Another group of public minded workers in need of training are traffic officers who, even once a traffic accident scene is secure and any injured are removed, fail to direct vehicles so that people lined up for miles in each direction can continue on. Often officers forget that most of the world’s citizens were not involved in the accident but do have other things to do. A proper sanction might be making such unconcerned public servants always be the last in line for Taylor Swift concert tickets then telling them it is sold out when they finally reach the ticket seller.
And what about those makers of products such as expensive clothes who are so concerned that some miscreant might steal one of the thousands of items on the shelves that they stick or staple or otherwise attach labels to each product that can only be removed by damaging the product? Perhaps a label should be affixed to their forehead with a staple as a reminder not everyone is a thief.

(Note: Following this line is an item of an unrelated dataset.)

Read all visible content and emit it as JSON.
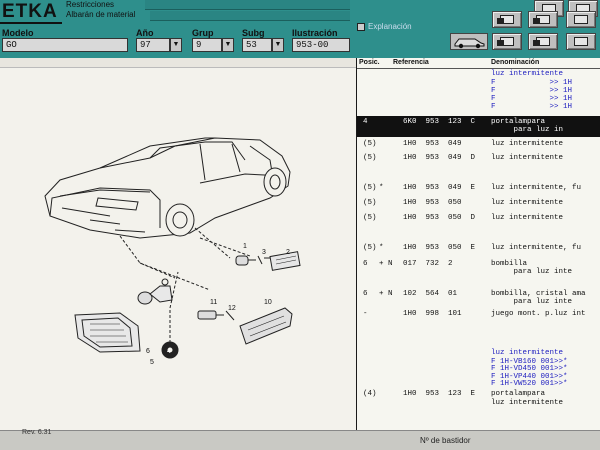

Another place that reciprocal treatment might be called for is drive-through establishments, such as coffee shops, where cups of scalding liquid are filled so full there is no way to handle them without the liquid splashing upon one’s lap? Do the baristas get some satisfaction from seeing us drive away in fits and jerks? Workers at such establishments might be sentenced to a lifetime of sitting in a hot tub of tar heated to a toasty 103° Fahrenheit.
Now, I know we have just skimmed the greasy surface of situations that call for divine, or at least heartfelt, retribution for behaviors we wish we could see change for 2025. On the other hand, Dante knew he could not expiate all of Italy’s 14th century uncalled for behaviors. He just did the worst he could. I call for the same deliverance from the jackanapes who show no concern for the rest of us.
You, Gentle Reader, might desire the same including the extinction of newspaper columnists who campaign for never to be achieved outcomes.